Beta-blockers are widely prescribed after myocardial infarction, but the question of their long-term use remains debated. The ABYSS trial recently called this practice into question, suggesting that stopping beta-blockers may not be as safe as previously thought.
- The ABYSS trial questions the need to continue beta-blockers indefinitely after myocardial infarction.
- No significant differences in mortality or cardiovascular events were observed between those who stopped and those who continued treatment.
- Individual assessment is essential, and physicians should remain attentive to the results of further future studies.
Beta-blockers are widely prescribed after myocardial infarction, but the question of their long-term use remains debated. The ABYSS trial recently called this practice into question, suggesting that stopping beta-blockers may not be as safe as previously thought.
In France, it is estimated that approximately 80,000 to 100,000 Myocardial infarction occurs every year. Are beta-blockers, long considered a mainstay of post-infarction management, still essential beyond the first year? This question, essential for many patients and cardiologists, was recently revisited by the ABYSS trial, whose results are both intriguing and potentially revolutionary.
Beta-blockers prescribed for 50 years after a heart attack
For nearly fifty years, beta-blockers have been routinely prescribed after myocardial infarction (MI), primarily to reduce mortality and prevent recurrence. However, these recommendations were based on old studies, conducted at a time when MI treatments were much less sophisticated than today. With the evolution of care, including angioplasty and rapid patient management, the role of beta-blockers in the post-MI phase deserves to be reevaluated.
The ABYSS trial, presented at ESC 2024 and published in the New England Journal of Medicine, sought to answer this question by comparing two groups of patients: those who continued their beta-blocker treatment after an MI and those who stopped it. The results were striking: no significant difference was observed in terms of mortality or major cardiovascular events between the two groups. In contrast, stopping treatment led to a slight increase in blood pressure and heart rate, without any notable improvement in the patients’ quality of life.
Discontinuation of beta-blockers after a heart attack would not be justified
These results suggest that, contrary to popular belief, discontinuation of beta-blockers after MI, even in patients without heart failure or arrhythmia, may not be justified. Indeed, patients who discontinued treatment had a slightly higher incidence of cardiovascular events, although this difference was not statistically significant.
Why then this persistent belief that beta-blockers must be continued indefinitely? Historically, their effectiveness has been demonstrated in contexts where patients were at much higher risk. Today, with modern techniques such as angioplasty and better management of risk factors, the situation has changed, but medical practices are sometimes slow to adapt.
Continue treatment if tolerance is good
However, the ABYSS trial is not without its critics. Its open-label design, where patients and doctors knew which treatment they were receiving, introduces potential bias. In addition, the beta-blockers used were not always those that had been the subject of the most rigorous studies. It is therefore possible that the results were influenced by these factors.
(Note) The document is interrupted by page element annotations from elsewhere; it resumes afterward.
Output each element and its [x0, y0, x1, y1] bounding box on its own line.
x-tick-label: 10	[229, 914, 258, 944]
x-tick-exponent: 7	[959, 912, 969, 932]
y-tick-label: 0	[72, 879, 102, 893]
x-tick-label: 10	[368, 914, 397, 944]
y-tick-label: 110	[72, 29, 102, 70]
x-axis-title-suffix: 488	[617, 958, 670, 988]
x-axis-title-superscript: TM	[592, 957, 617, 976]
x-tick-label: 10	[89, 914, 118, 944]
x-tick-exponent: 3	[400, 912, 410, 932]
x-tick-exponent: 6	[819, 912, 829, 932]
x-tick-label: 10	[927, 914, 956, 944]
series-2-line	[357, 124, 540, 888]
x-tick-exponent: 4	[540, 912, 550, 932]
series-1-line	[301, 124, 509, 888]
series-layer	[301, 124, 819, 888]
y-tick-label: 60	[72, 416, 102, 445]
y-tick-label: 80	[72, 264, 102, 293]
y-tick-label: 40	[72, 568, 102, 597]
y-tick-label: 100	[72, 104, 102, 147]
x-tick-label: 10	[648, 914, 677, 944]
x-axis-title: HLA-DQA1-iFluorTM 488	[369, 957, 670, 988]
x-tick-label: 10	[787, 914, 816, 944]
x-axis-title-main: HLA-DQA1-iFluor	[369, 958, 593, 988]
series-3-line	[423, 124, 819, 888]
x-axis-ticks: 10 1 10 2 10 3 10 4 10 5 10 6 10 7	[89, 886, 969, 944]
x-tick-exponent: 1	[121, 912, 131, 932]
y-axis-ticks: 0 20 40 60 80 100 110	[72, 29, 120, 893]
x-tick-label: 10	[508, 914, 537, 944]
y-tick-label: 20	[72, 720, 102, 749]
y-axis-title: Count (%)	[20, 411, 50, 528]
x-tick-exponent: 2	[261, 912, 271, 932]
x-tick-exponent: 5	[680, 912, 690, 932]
So what should be done in practice? For now, experts recommend continuing beta-blockers in patients who tolerate them well, pending the results of other ongoing studies. Each patient’s case should be assessed individually, taking into account their medical history and preferences. It is possible that in the near future, recommendations will evolve to allow greater flexibility in the use of these drugs.
The ABYSS trial is just the beginning of a reevaluation of current cardiology practices. As medicine evolves, it is crucial to ask the right questions and challenge dogma, especially when the scientific evidence is not as clear as it once was. Beta-blockers have saved millions of lives, but it may be time to rethink their long-term use, especially in a world where heart attack treatments have advanced dramatically.
The ABYSS trial reopens the debate on the prolonged use of beta-blockers after myocardial infarction. While the results suggest that discontinuation of treatment may not be beneficial, it is essential to consider each patient individually. Practitioners should remain vigilant and await the results of further studies before adjusting their practices.
The psychological impact of beta-blockers
Beyond the physical effects, beta-blockers also have an impact on the psyche of patients. By reducing heart rate, they can alleviate symptoms of anxiety, which are often present after a heart attack. However, some patients report side effects such as fatigue, nightmares, or a feeling of emotional detachment. The role of beta-blockers in the management of post-infarction stress therefore deserves to be explored further, in particular to determine whether other approaches could offer the same benefits without these side effects. Appropriate psychological support could prove essential, especially if we are considering reducing dependence on these drugs.